When we hear the phrase “G.I. Joe: A Real American Hero!”, most of us think about the original cartoon series from the 1980’s. Others might refer to the original 12-inch action figures that were first introduced by Hasbro in 1964 and the extensive toy line decades following. But the true story of G.I. Joe originated much earlier than both of those references.

G.I. Joe was hatched in 1943 and eventually was awarded the Dickin Medal for most outstanding flight made by a United States Army homing pigeon in World War II.

Yes you heard that right. G.I. Joe was a originally a pigeon. And not just any old pigeon. A homing pigeon that helped saved over 100 U.S. soldiers by carry vital information to the air base when radio systems were down.
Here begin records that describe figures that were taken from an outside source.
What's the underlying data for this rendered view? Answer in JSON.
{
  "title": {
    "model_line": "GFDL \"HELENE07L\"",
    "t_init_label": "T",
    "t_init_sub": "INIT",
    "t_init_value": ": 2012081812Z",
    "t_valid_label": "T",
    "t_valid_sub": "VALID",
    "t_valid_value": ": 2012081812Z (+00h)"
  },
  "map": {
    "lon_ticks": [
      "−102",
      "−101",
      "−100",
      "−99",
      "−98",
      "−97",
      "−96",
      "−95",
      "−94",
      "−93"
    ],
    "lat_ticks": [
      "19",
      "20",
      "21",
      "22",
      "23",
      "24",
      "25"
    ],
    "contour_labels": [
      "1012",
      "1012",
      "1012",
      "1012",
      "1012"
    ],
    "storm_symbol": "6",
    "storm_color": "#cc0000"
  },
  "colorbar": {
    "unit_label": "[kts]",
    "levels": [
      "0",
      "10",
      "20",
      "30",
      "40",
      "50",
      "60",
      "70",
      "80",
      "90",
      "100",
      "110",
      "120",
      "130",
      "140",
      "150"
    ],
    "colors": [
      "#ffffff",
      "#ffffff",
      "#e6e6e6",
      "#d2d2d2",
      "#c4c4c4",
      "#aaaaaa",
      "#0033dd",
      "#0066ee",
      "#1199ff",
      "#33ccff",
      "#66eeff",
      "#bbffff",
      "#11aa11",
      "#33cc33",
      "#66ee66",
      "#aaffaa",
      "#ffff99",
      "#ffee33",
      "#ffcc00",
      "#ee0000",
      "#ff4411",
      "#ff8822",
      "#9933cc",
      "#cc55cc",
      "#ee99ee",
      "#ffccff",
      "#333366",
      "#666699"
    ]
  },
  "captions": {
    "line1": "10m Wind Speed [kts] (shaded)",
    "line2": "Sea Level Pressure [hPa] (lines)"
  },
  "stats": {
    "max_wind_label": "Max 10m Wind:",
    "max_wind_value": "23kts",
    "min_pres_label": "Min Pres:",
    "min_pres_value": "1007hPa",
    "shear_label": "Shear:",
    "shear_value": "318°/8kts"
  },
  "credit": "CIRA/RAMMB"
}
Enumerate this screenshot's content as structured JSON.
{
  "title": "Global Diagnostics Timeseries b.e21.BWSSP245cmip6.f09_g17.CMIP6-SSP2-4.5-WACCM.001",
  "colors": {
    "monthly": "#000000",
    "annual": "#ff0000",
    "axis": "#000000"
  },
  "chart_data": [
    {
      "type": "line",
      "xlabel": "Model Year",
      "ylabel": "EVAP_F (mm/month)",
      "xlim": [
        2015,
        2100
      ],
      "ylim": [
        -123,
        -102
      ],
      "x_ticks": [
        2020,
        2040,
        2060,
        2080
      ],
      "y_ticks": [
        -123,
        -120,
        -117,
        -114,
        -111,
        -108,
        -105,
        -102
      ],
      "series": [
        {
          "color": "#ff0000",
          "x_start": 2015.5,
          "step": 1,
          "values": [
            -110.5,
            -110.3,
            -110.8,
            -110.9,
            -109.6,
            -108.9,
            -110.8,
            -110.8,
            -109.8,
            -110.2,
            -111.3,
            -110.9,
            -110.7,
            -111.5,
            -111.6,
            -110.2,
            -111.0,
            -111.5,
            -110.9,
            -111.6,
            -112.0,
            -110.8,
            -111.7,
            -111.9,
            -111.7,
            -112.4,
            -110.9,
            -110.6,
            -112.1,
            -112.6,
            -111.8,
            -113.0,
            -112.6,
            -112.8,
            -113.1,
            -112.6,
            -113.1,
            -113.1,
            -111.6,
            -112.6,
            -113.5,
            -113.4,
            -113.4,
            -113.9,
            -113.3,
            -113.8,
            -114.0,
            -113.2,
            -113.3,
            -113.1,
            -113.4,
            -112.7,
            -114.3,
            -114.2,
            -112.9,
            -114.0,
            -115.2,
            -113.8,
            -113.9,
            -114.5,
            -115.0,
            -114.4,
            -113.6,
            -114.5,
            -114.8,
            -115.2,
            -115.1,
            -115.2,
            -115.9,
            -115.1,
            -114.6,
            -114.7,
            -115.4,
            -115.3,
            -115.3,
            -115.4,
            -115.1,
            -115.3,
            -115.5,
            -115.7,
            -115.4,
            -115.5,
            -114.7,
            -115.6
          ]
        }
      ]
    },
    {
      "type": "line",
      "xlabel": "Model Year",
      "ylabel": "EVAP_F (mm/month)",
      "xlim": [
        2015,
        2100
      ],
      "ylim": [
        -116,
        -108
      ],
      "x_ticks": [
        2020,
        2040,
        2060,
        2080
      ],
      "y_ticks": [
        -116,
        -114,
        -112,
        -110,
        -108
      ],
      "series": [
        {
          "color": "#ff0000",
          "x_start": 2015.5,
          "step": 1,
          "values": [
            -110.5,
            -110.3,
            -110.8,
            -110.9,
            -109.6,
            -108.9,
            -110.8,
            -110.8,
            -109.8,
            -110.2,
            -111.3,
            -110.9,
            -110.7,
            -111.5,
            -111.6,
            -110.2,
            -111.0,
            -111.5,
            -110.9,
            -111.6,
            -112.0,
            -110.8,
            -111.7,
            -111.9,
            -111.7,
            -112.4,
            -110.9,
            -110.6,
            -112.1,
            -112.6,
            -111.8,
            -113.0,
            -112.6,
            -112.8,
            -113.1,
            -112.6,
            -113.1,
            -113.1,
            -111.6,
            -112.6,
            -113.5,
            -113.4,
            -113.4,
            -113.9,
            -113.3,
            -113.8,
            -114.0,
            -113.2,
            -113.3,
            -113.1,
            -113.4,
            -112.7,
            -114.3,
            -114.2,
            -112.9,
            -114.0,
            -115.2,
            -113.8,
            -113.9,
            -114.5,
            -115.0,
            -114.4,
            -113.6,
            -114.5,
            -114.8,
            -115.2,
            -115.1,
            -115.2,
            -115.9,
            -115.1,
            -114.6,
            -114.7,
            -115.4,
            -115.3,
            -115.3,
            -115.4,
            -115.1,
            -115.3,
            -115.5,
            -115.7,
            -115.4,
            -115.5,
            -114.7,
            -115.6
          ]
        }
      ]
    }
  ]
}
‘G.I. Joe’ went from being a critically important communication tool in war to eventually a billion dollar toy and entertainment brand. It’s purpose switched from saving lives to entertaining them.

This isn’t a moral report against Hasbro using the name for profit. Someone from the U.S. Army signed off authority to use the name. It’s more about how some things we set out to do may end up having another purpose that could be equally as important.

Where some may just see a plastic action figure, others know how much joy Hasbro’s G.I. Joe brought to kids who in their particular situation (illness, family issues, etc.) needed something to smile about.